Kelly's remarks, made available under the US' Freedom of Information Act, were likely to irk China.
He was speaking March 12 after meeting Taiwanese Defense Minister Tang Yao-ming (
Deputy Defense Secretary Paul Wolfowitz told the same conference, which was closed to the press, that the US was "eager to help" both with arms sales and advice on military modernization.
Peter Brookes, deputy assistant defense secretary for the region, said at the Florida session that the US, worried by China's missile buildup opposite Taiwan, was moving to boost the presence of aircraft carrier battle groups in the western Pacific. The US was also looking into deploying several more warships and guided-missile submarines "to improve our forward deterrent posture," Brookes said.
Former US president Bill Clinton sent two carrier battle groups to signal support for Taiwan in March 1996 after China fired missiles into the sea off Taiwan's two main ports.
Kelly said the US had "gladly fulfilled" its commitment under the 1979 Taiwan Relations Act to help meet Taiwan's legitimate defensive weapons needs.
In April, US President George W. Bush offered Taipei the biggest US arms package since 1992, including four Kidd-class destroyers, 12 P-3C Orion submarine-hunting aircraft and help in obtaining up to eight conventional submarines -- something previous administrations had shied away from for fear China might construe them as offensive weapons.

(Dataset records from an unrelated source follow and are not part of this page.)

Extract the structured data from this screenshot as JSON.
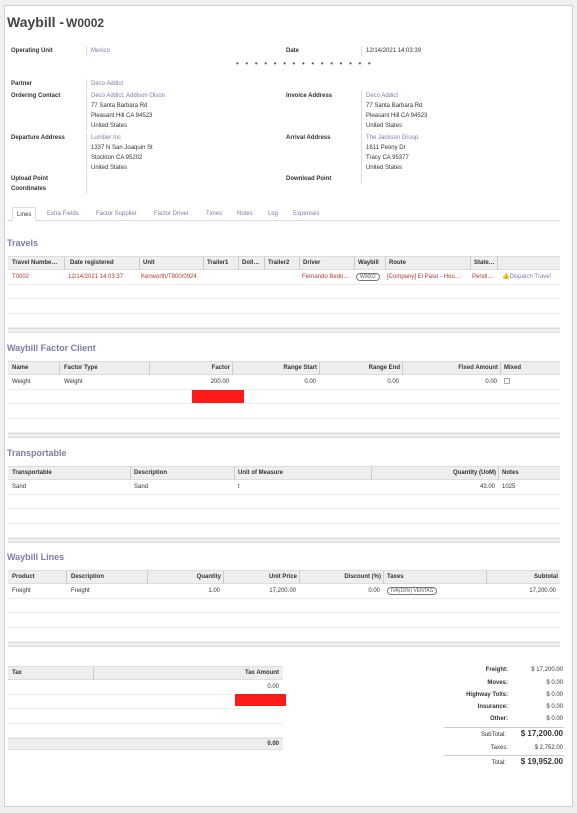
{
  "header": {
    "title": "Waybill -",
    "number": "W0002"
  },
  "fields": {
    "operating_unit_label": "Operating Unit",
    "operating_unit": "Mexico",
    "date_label": "Date",
    "date": "12/14/2021 14:03:39",
    "partner_label": "Partner",
    "partner": "Deco Addict",
    "ordering_contact_label": "Ordering Contact",
    "ordering_contact_name": "Deco Addict, Addison Olson",
    "ordering_contact_lines": [
      "77 Santa Barbara Rd",
      "Pleasant Hill CA 94523",
      "United States"
    ],
    "invoice_address_label": "Invoice Address",
    "invoice_address_name": "Deco Addict",
    "invoice_address_lines": [
      "77 Santa Barbara Rd",
      "Pleasant Hill CA 94523",
      "United States"
    ],
    "departure_address_label": "Departure Address",
    "departure_address_name": "Lumber Inc",
    "departure_address_lines": [
      "1337 N San Joaquin St",
      "Stockton CA 95202",
      "United States"
    ],
    "arrival_address_label": "Arrival Address",
    "arrival_address_name": "The Jackson Group",
    "arrival_address_lines": [
      "1611 Peony Dr",
      "Tracy CA 95377",
      "United States"
    ],
    "upload_point_label_1": "Upload Point",
    "upload_point_label_2": "Coordinates",
    "download_point_label": "Download Point"
  },
  "statusbar_dots": "• • • • • • • • • • • • • • •",
  "tabs": [
    "Lines",
    "Extra Fields",
    "Factor Supplier",
    "Factor Driver",
    "Times",
    "Notes",
    "Log",
    "Expenses"
  ],
  "travels": {
    "title": "Travels",
    "headers": [
      "Travel Numbe…",
      "Date registered",
      "Unit",
      "Trailer1",
      "Dolly…",
      "Trailer2",
      "Driver",
      "Waybill",
      "Route",
      "State…"
    ],
    "row": {
      "number": "T0002",
      "date": "12/14/2021 14:03:37",
      "unit": "Kenworth/T800/0924",
      "driver": "Fernando Bedo…",
      "waybill": "W0002",
      "route": "[Company] El Paso - Hou…",
      "state": "Pendi…",
      "action": "Dispatch Travel"
    }
  },
  "factor_client": {
    "title": "Waybill Factor Client",
    "headers": [
      "Name",
      "Factor Type",
      "Factor",
      "Range Start",
      "Range End",
      "Fixed Amount",
      "Mixed"
    ],
    "row": {
      "name": "Weight",
      "type": "Weight",
      "factor": "200.00",
      "start": "0.00",
      "end": "0.00",
      "fixed": "0.00"
    }
  },
  "transportable": {
    "title": "Transportable",
    "headers": [
      "Transportable",
      "Description",
      "Unit of Measure",
      "Quantity (UoM)",
      "Notes"
    ],
    "row": {
      "name": "Sand",
      "description": "Sand",
      "uom": "t",
      "qty": "43.00",
      "notes": "1025"
    }
  },
  "waybill_lines": {
    "title": "Waybill Lines",
    "headers": [
      "Product",
      "Description",
      "Quantity",
      "Unit Price",
      "Discount (%)",
      "Taxes",
      "Subtotal"
    ],
    "row": {
      "product": "Freight",
      "description": "Freight",
      "qty": "1.00",
      "price": "17,200.00",
      "discount": "0.00",
      "tax": "IVA(16%) VENTAS",
      "subtotal": "17,200.00"
    }
  },
  "tax_table": {
    "headers": [
      "Tax",
      "Tax Amount"
    ],
    "amount": "0.00",
    "footer": "0.00"
  },
  "totals": {
    "freight_label": "Freight:",
    "freight": "$ 17,200.00",
    "moves_label": "Moves:",
    "moves": "$ 0.00",
    "tolls_label": "Highway Tolls:",
    "tolls": "$ 0.00",
    "insurance_label": "Insurance:",
    "insurance": "$ 0.00",
    "other_label": "Other:",
    "other": "$ 0.00",
    "subtotal_label": "SubTotal:",
    "subtotal": "$ 17,200.00",
    "taxes_label": "Taxes:",
    "taxes": "$ 2,752.00",
    "total_label": "Total:",
    "total": "$ 19,952.00"
  },
  "colors": {
    "link": "#7c7bad",
    "accent_red": "#ff1a1a",
    "status_red": "#b03a2e"
  }
}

"We will, of course, continue discussion of our security assistance relationship," Kelly told the gathering, the highest-level documented US-Taiwan defense talks since at least 1979, when the US shifted its official recognition from Taipei to Beijing.
"In this way, our respective operational personnel can address concretely the emerging security environment and the defensive needs that arise from it," he said.

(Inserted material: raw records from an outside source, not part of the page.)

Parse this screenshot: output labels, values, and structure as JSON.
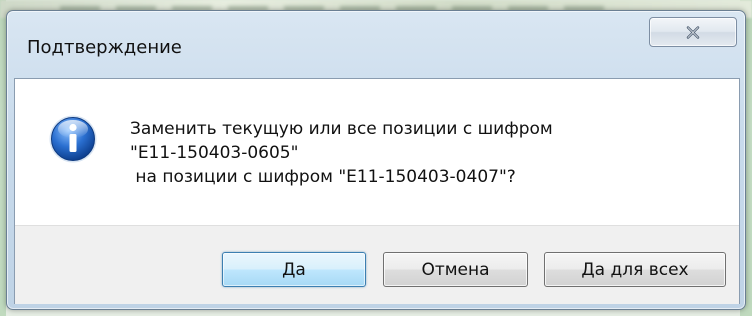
{
  "window": {
    "title": "Подтверждение"
  },
  "message": {
    "icon": "info-icon",
    "text": "Заменить текущую или все позиции с шифром\n\"E11-150403-0605\"\n на позиции с шифром \"E11-150403-0407\"?"
  },
  "buttons": {
    "yes": "Да",
    "cancel": "Отмена",
    "yes_all": "Да для всех"
  },
  "colors": {
    "info_icon": "#2a6fd0",
    "default_button_border": "#3c7fb1"
  }
}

Kelly called on Taiwan to update its military doctrine to shape a defense that is flexible, features multi-service cooperation and is responsive to civilian control.
Taiwan "must demonstrate that your armed services can work jointly to counter the new challenges of the 21st century -- blockade, missile attack, information warfare, special operations forces actions," he said.
Kelly said the US hoped China would drop conditions to a renewal of the cross-strait dialogue so Taiwan and China could work to resolve their differences peacefully.
"People on both sides of the Taiwan Strait have the genius to make that happen," he said. "Taiwan's military can help create a secure and stable environment that enables this cooperative genius to have its day."